In gift economies, by contrast, goods and services circulate without explicit expectations of direct compensation. They are based on the collective sense of equity (Kimmerer, 33). The prosperity of the community grows from the flow of relationships. The currency in a gift economy is relationship, which is expressed as gratitude, adn interdependence and the ongoing cycles of reciprocity. In gift economies we lean toward cooperation and generosity (Kimmerer, 45). They arise from abundance (Kimmerer, 49) trust, cooperation, and the mutual well being of land and people (Kimmerer, 60). They are found in Indigenous communities around the world (Kimmerer, 35), and function best in small, close-knit communities. Kimmerer writes, “An investment in community always comes back to you in some way” (Kimmerer, 88-89) “What we really want: a sense of belonging and relationship and purpose and beauty, which can never be commoditized” (Kimmerer, 90-91).
Catching the Vision
Again, we are talking about ‘absolute relatedness’. Could we also say harmony?
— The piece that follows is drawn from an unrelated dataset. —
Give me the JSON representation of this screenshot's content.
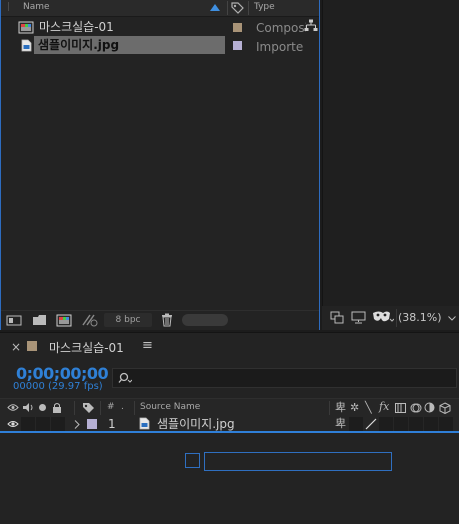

I was struck by this the other day when I was out for a hike with friends. The trilliums were in full bloom, their timing impeccable to capture the early spring sunlight through the dappled canopy of budding leaves. As I stopped to admire them I reflected that they trillium is a wonderful image of this kind of dynamic, reciprocal relationship, reminiscent of the Trinity …not only in in its three petaled shape, but in its dynamic reciprocal relationship with all that is around it–the soil and the microbes in it, the trees and their leaf litter from last summer’s leaves, the sunlight, the trickle of water in the stream from the rainfall that nourished the soil.
Can we catch the vision of what this ministry of reconciliation looks like? In and through Christ, God is gathering up all things into a divine unity, which includes both Jews and Gentiles. Our commitment to follow Jesus brings us into conversation, co-existence, and community with those who were once far apart from us. This ‘two becoming something new’ calls us to be about the work of setting things right, settling, resolving, mending, remedying, restoring harmony. In this text we hear an invitation to harmony, to unity in Christ, to reconciliation including with all creation. The scope and range and sweep of this vision is breathtaking.
Let me end by asking three sets of questions that might help us explore how we can be part of this vision of reconciliation.
- Where do we feel disconnected, isolated or alienated? What walls or barriers do we experience in our lives? Who is on the other side?
- Against whom do you feel hostility and judgment arising in your own heart? Where does the bitterness, anger and dissonance come from? What are the roots of our own hostilities? How can we tend to the soil of our hearts in order to root out that bitterness?
- How can we join in Christ’s work of taking down the walls of hostility, brick by brick, stone by stone. For whom can we try cultivating compassion? How can we show openness and curiosity about who is on the other side of the wall?
We are called to ‘radical relatedness’, to ‘absolute relatedness,’ to love, where Christ is our peace and has broken down the dividing walls, has killed hostility. That is who God is. Living in God means living in relationship, living in harmony.